さて、この全人類の情報を「カイラル磁性結晶」に保存させるとどうなるのでしょうか?
全人類の情報は上述したように、約300エクサバイト(300,000,000,000,000,000,000バイト)ですが、仮に「カイラル磁性結晶」1個に1000の状態(1000進数)をとることができるとします。「カイラル磁性結晶」8個に保存できる情報量は,000,000,000,000,000,000,000,000バイト、つまり100,000エクサバイトとなります。つまり、「カイラル磁性結晶」わずか8個に全人類の情報が保存できることになります。
「カイラル磁性結晶」自体は、原子がらせん状に並んでいる「分子」の一つなので、非常に小さい大きさになります。このため「カイラル磁性結晶」8個に保存できるハードディスクも米粒よりはるかに小さくなります。
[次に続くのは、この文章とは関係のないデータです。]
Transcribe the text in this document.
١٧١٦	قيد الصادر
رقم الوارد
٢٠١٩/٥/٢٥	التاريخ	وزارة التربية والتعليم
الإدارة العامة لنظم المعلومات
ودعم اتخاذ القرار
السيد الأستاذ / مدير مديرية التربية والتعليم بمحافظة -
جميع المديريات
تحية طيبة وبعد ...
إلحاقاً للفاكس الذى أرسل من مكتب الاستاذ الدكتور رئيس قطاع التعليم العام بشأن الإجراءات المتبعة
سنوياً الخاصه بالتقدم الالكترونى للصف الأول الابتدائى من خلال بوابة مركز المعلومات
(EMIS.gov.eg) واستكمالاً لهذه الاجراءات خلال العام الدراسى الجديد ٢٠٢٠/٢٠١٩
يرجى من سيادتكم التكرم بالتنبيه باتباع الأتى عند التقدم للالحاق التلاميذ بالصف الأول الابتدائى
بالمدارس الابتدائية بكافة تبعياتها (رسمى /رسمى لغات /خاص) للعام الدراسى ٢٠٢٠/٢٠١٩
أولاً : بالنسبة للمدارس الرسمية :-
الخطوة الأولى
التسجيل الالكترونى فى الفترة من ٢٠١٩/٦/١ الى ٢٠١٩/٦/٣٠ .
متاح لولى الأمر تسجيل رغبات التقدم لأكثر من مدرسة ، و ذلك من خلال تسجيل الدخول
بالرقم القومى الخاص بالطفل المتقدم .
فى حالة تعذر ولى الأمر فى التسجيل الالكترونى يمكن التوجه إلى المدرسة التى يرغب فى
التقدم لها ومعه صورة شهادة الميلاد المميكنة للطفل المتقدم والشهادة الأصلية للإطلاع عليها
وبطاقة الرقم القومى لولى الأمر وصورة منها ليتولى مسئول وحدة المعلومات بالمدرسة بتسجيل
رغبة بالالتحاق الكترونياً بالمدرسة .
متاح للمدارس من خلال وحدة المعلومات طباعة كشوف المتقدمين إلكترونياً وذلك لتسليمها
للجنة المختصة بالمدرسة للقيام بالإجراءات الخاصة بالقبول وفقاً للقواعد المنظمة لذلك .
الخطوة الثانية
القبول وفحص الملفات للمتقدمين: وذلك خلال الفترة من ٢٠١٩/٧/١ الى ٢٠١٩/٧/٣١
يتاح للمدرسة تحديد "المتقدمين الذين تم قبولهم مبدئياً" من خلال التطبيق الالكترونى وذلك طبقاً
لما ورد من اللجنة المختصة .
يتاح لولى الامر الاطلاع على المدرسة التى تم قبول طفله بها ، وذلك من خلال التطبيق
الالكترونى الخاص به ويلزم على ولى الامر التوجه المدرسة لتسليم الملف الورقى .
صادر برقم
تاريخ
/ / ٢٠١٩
以上をまとめると、全人類の情報を保存できるハードディスクは、米粒より小さいハードディスクで十分に可能となります。例えば、今までに公開された、全ての映画や動画も、米粒より小さいハードディスクに保存できることになります。こ、これは、仮に盗まれたら大変ですね(笑)。
将棋の全パターンの保存も可能
ちなみに、この「カイラル磁性結晶」では、将棋の全パターンの保存も当然可能となります。
従来は、将棋の全パターンを保存することは、不可能考えられていました。その根拠は以下の通りです。観測可能な宇宙には、約10の80乗の原子があると見積もられています。仮にわずか10個の原子に「0」か「1」の状態を保存させることが可能だとしても、全宇宙の原子に保存できる情報量は、10の80乗バイト程度になります。
※「観測可能な宇宙」とは、半径465億光年内の宇宙を指しています。(参考url:「観測可能な宇宙」のウィキペディア)この境界は、別名「世界線」と呼ばれ、この外側の宇宙は、我々地球から光速以上の速度で遠ざかっています。このため、相対性理論によれば、光速以上の宇宙船は作れないので、人類は、世界線の外側に到達することが不可能とされています。
将棋の場合、全パターンは10の220乗程度とされていますので、仮に宇宙の原子を1か所に集めて、超巨大なハードディスクを作ったとてしても、将棋の全パターンを保存しようとしても不可能になります。
一方、「カイラル磁性結晶」の場合はどうでしょうか。例によって、「カイラル磁性結晶」1個に1000の状態(1000進数)をとることができるとします。この「カイラル磁性結晶」100個に保存できる情報量は、10の300乗バイトとなり、将棋の全パターン(10の220乗バイト)も簡単に保存できることになります。ほんとになんでもありの状況ですよね。
まとめ
いかがでしたでしょうか?この「カイラル磁性結晶」は、ほぼ無限の情報量が保存できることになります。例えるなら、何でも保存できる、ドラえもんの4次元ポケットのハードディスク(HD)バージョンと言えるでしょうか(笑)。
約10年前に4Gの外付けハードディスクを1~2万円で買った記憶がありますが、現在では、4T(4000G)の外付けハードディスクが1~2万円で買える時代になりました。つまり、約10年で1000倍の容量のハードディスクが変えてしまうことになります。ハードディスクの容量の進歩は驚異的にですよね。さらに今回の「カイラル磁性結晶」の発見で、ハードディスクの記憶容量は、1000倍以上(ほぼ無限)に保存できることになり、今から期待してしまいます(笑)。